Le blog du laboratoire anarchiste est un blog actif a propos de l'actualité sociale
Il était né après Tchernobyl dans la zone de la fatalité celle qui se trouve entre Pierrelatte et Cruas
Dans une ville moyenne dotée par le nucléaire , il a entendu parfois au détour des conversations que le carabe rodait auprès des habitations. Né dans une ville grassouillette du nucléaire, il savait qu'il était de ceux qui jamais accéderait à la poudre d'or du nucléaire.
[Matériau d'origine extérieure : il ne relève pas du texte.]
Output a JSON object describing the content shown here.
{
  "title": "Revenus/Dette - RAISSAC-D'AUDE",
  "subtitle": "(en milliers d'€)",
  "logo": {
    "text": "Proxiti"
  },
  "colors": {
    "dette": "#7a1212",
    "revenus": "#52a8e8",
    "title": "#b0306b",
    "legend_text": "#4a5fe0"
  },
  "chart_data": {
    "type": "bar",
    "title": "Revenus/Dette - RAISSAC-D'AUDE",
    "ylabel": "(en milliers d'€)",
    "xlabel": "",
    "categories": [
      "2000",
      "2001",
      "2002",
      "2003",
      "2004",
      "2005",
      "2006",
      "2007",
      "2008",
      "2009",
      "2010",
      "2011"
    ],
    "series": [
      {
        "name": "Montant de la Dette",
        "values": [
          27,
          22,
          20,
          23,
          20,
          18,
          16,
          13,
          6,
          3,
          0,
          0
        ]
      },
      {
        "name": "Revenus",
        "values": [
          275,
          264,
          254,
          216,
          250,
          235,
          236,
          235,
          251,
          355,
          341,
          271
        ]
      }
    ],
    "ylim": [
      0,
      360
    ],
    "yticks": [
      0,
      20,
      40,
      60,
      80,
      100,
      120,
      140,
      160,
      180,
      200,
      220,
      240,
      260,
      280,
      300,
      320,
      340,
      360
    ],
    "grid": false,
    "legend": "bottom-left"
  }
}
Il avait essuyé les plâtres du nouveau dispositif carcéral EPM . Il n'en avait jamais entendu parler auparavant . Pris dans les filets de l'
éducatif carcéral . Il avait bien tenté de s'échapper par deux fois par des T. S comme ils disent les ceux qui comprennent . Au détour d'un conciliabule il avait appris qu'il ne sortirait pas de la toile d' araignée éducative , il devait partir plus tard vers un CER de haute Loire. Ce n'était pas la liberté espérée , celle qui permet de faire les rencontres aléatoires permises par le hasard.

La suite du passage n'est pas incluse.